Following Federal Orders
Here's how Karen Redel leaves no child behind in her kindergarten class: cancel nap time, dismantle the "housekeeping center" where kids played house and teach reading.
Mostly, she demands that children master the basics before first grade.
"At first, I thought, 'They can't do that,' " said Redel, an 18-year teaching veteran.
But her students at Rolling Hills Elementary School can and do learn to read, seeming to thrive on the challenge. In class last week, 6-year-old Marcus Cote-Bunch spelled fan for Redel, then stopped to study the word.
"If you put a t at the end," Marcus says, "it's fat."
Most of Marcus' classmates also are beginning to read -- displaying first-grade skills and academic success at a school with demographics that often mean failure. Most of its students are poor minorities.
Much of what's required under No Child Left Behind, President Bush's ambitious and controversial education-reform plan, already is on display, and embraced, at Rolling Hills in Orange County's Pine Hills neighborhood.
Under Principal Patrick Galatowitcsh, the school has bumped up expectations and turned kindergarten into a very academic year.

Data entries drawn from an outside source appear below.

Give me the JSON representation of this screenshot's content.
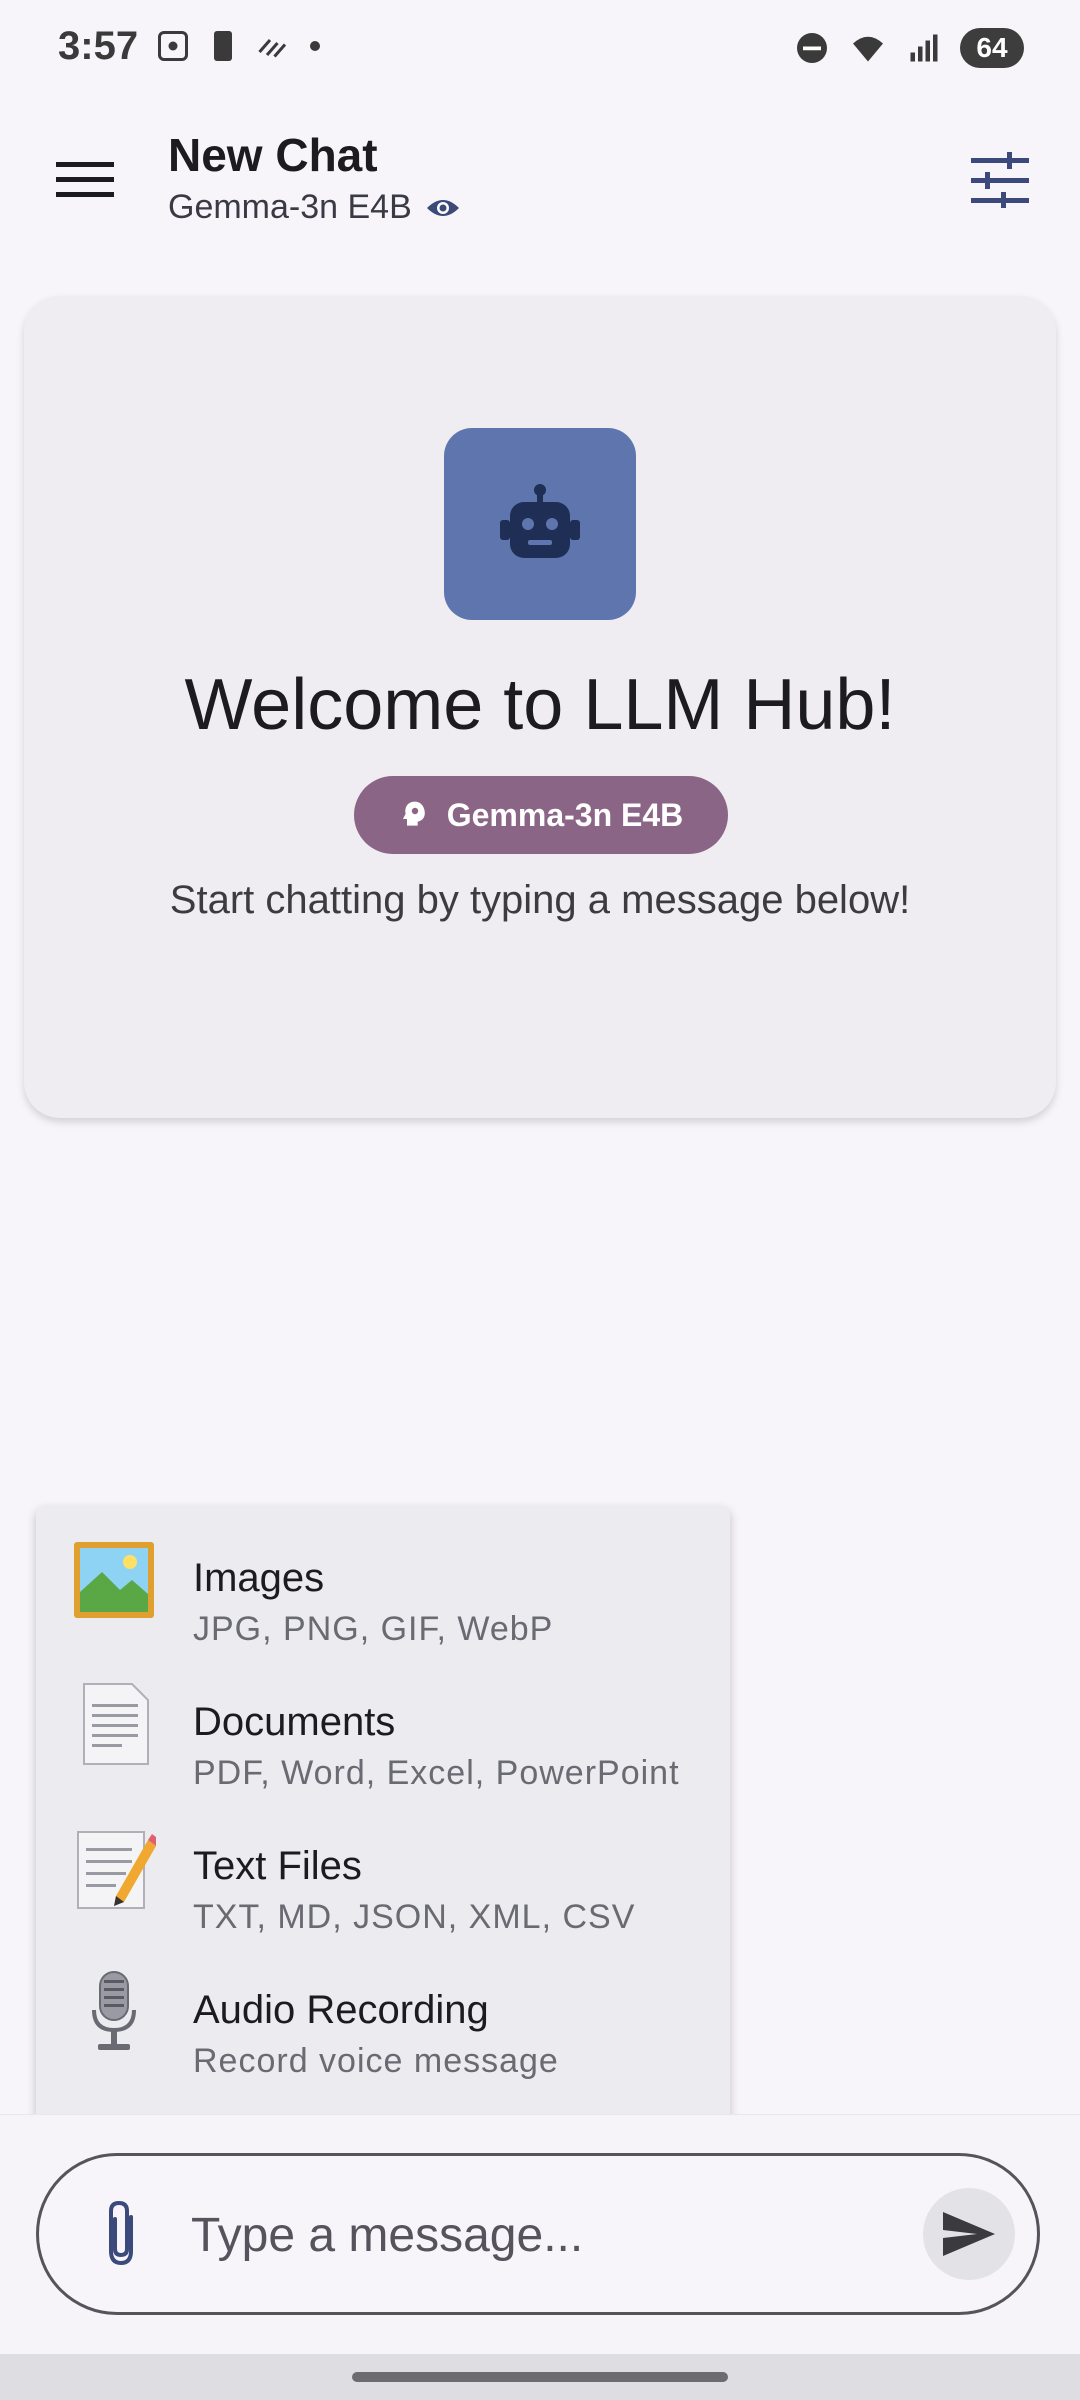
{
  "status_bar": {
    "time": "3:57",
    "battery": "64"
  },
  "header": {
    "title": "New Chat",
    "model": "Gemma-3n E4B"
  },
  "welcome": {
    "title": "Welcome to LLM Hub!",
    "model_chip": "Gemma-3n E4B",
    "subtitle": "Start chatting by typing a message below!"
  },
  "attach_menu": {
    "items": [
      {
        "label": "Images",
        "desc": "JPG, PNG, GIF, WebP",
        "icon": "image-icon"
      },
      {
        "label": "Documents",
        "desc": "PDF, Word, Excel, PowerPoint",
        "icon": "document-icon"
      },
      {
        "label": "Text Files",
        "desc": "TXT, MD, JSON, XML, CSV",
        "icon": "memo-icon"
      },
      {
        "label": "Audio Recording",
        "desc": "Record voice message",
        "icon": "microphone-icon"
      }
    ]
  },
  "composer": {
    "placeholder": "Type a message..."
  },
  "colors": {
    "accent": "#3b4a7a",
    "bot_tile": "#5f75ae",
    "chip": "#8a6585"
  }
}
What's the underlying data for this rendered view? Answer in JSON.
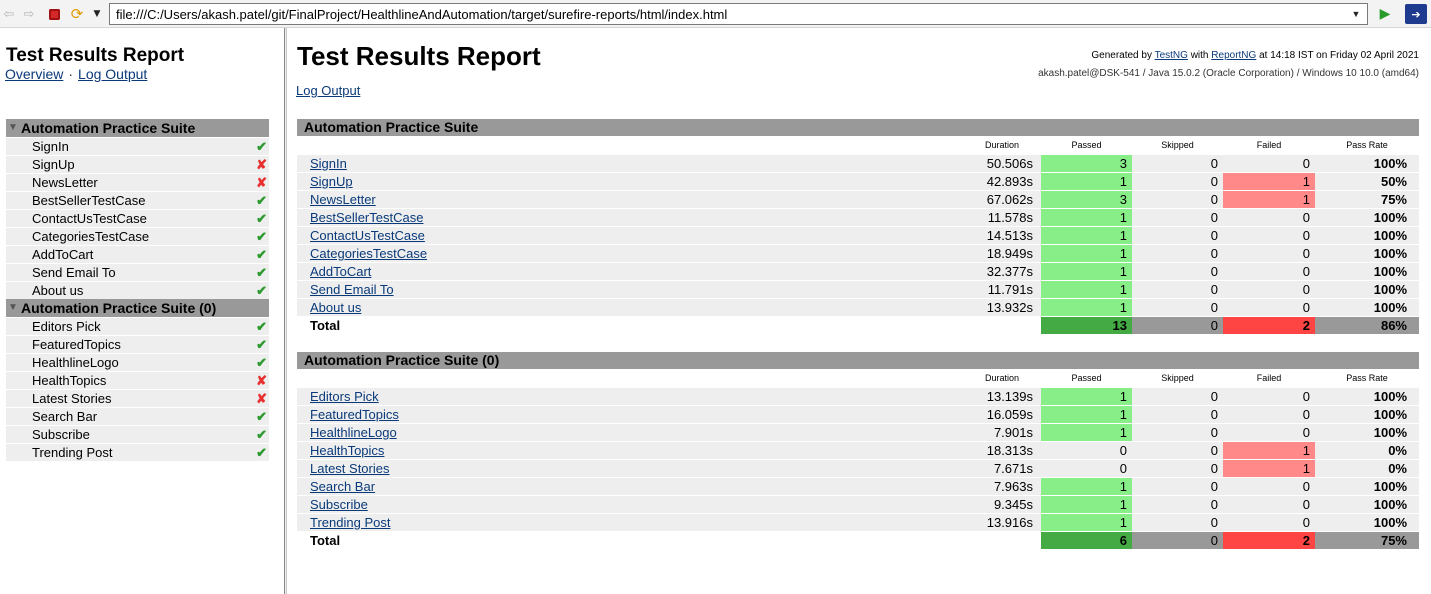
{
  "browser": {
    "url": "file:///C:/Users/akash.patel/git/FinalProject/HealthlineAndAutomation/target/surefire-reports/html/index.html"
  },
  "nav": {
    "title": "Test Results Report",
    "overview_link": "Overview",
    "separator": "·",
    "log_link": "Log Output",
    "suites": [
      {
        "name": "Automation Practice Suite",
        "tests": [
          {
            "name": "SignIn",
            "status": "pass"
          },
          {
            "name": "SignUp",
            "status": "fail"
          },
          {
            "name": "NewsLetter",
            "status": "fail"
          },
          {
            "name": "BestSellerTestCase",
            "status": "pass"
          },
          {
            "name": "ContactUsTestCase",
            "status": "pass"
          },
          {
            "name": "CategoriesTestCase",
            "status": "pass"
          },
          {
            "name": "AddToCart",
            "status": "pass"
          },
          {
            "name": "Send Email To",
            "status": "pass"
          },
          {
            "name": "About us",
            "status": "pass"
          }
        ]
      },
      {
        "name": "Automation Practice Suite (0)",
        "tests": [
          {
            "name": "Editors Pick",
            "status": "pass"
          },
          {
            "name": "FeaturedTopics",
            "status": "pass"
          },
          {
            "name": "HealthlineLogo",
            "status": "pass"
          },
          {
            "name": "HealthTopics",
            "status": "fail"
          },
          {
            "name": "Latest Stories",
            "status": "fail"
          },
          {
            "name": "Search Bar",
            "status": "pass"
          },
          {
            "name": "Subscribe",
            "status": "pass"
          },
          {
            "name": "Trending Post",
            "status": "pass"
          }
        ]
      }
    ]
  },
  "report": {
    "title": "Test Results Report",
    "generated": {
      "prefix": "Generated by",
      "testng": "TestNG",
      "with": "with",
      "reportng": "ReportNG",
      "suffix": "at 14:18 IST on Friday 02 April 2021"
    },
    "environment": "akash.patel@DSK-541 / Java 15.0.2 (Oracle Corporation) / Windows 10 10.0 (amd64)",
    "log_link": "Log Output",
    "columns": {
      "duration": "Duration",
      "passed": "Passed",
      "skipped": "Skipped",
      "failed": "Failed",
      "pass_rate": "Pass Rate"
    },
    "total_label": "Total",
    "suites": [
      {
        "name": "Automation Practice Suite",
        "rows": [
          {
            "name": "SignIn",
            "duration": "50.506s",
            "passed": "3",
            "skipped": "0",
            "failed": "0",
            "rate": "100%"
          },
          {
            "name": "SignUp",
            "duration": "42.893s",
            "passed": "1",
            "skipped": "0",
            "failed": "1",
            "rate": "50%"
          },
          {
            "name": "NewsLetter",
            "duration": "67.062s",
            "passed": "3",
            "skipped": "0",
            "failed": "1",
            "rate": "75%"
          },
          {
            "name": "BestSellerTestCase",
            "duration": "11.578s",
            "passed": "1",
            "skipped": "0",
            "failed": "0",
            "rate": "100%"
          },
          {
            "name": "ContactUsTestCase",
            "duration": "14.513s",
            "passed": "1",
            "skipped": "0",
            "failed": "0",
            "rate": "100%"
          },
          {
            "name": "CategoriesTestCase",
            "duration": "18.949s",
            "passed": "1",
            "skipped": "0",
            "failed": "0",
            "rate": "100%"
          },
          {
            "name": "AddToCart",
            "duration": "32.377s",
            "passed": "1",
            "skipped": "0",
            "failed": "0",
            "rate": "100%"
          },
          {
            "name": "Send Email To",
            "duration": "11.791s",
            "passed": "1",
            "skipped": "0",
            "failed": "0",
            "rate": "100%"
          },
          {
            "name": "About us",
            "duration": "13.932s",
            "passed": "1",
            "skipped": "0",
            "failed": "0",
            "rate": "100%"
          }
        ],
        "total": {
          "passed": "13",
          "skipped": "0",
          "failed": "2",
          "rate": "86%"
        }
      },
      {
        "name": "Automation Practice Suite (0)",
        "rows": [
          {
            "name": "Editors Pick",
            "duration": "13.139s",
            "passed": "1",
            "skipped": "0",
            "failed": "0",
            "rate": "100%"
          },
          {
            "name": "FeaturedTopics",
            "duration": "16.059s",
            "passed": "1",
            "skipped": "0",
            "failed": "0",
            "rate": "100%"
          },
          {
            "name": "HealthlineLogo",
            "duration": "7.901s",
            "passed": "1",
            "skipped": "0",
            "failed": "0",
            "rate": "100%"
          },
          {
            "name": "HealthTopics",
            "duration": "18.313s",
            "passed": "0",
            "skipped": "0",
            "failed": "1",
            "rate": "0%"
          },
          {
            "name": "Latest Stories",
            "duration": "7.671s",
            "passed": "0",
            "skipped": "0",
            "failed": "1",
            "rate": "0%"
          },
          {
            "name": "Search Bar",
            "duration": "7.963s",
            "passed": "1",
            "skipped": "0",
            "failed": "0",
            "rate": "100%"
          },
          {
            "name": "Subscribe",
            "duration": "9.345s",
            "passed": "1",
            "skipped": "0",
            "failed": "0",
            "rate": "100%"
          },
          {
            "name": "Trending Post",
            "duration": "13.916s",
            "passed": "1",
            "skipped": "0",
            "failed": "0",
            "rate": "100%"
          }
        ],
        "total": {
          "passed": "6",
          "skipped": "0",
          "failed": "2",
          "rate": "75%"
        }
      }
    ]
  },
  "colors": {
    "pass_cell": "#88ee88",
    "fail_cell": "#ff8888",
    "total_pass": "#44aa44",
    "total_fail": "#ff4444",
    "header_grey": "#999999"
  }
}
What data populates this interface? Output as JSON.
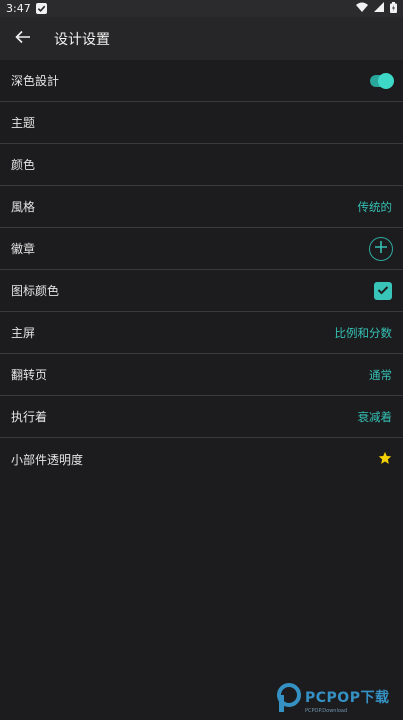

That helped the school earn a B grade from the state last year, after a C and two D's.
The changes are fine with Redel. So are the president's efforts to make improved public education a national priority.
"I think the overall goal is a good idea," she said, although the scrutiny on her profession has increased, too.
"You feel like there's a bit more pressure because everyone is looking at you," she said.
But her school is doing what the president wants, she says: making sure kids with lots of disadvantages get a solid education.
"I know if I'm doing what I'm supposed to," she said, "they'll meet all the national standards."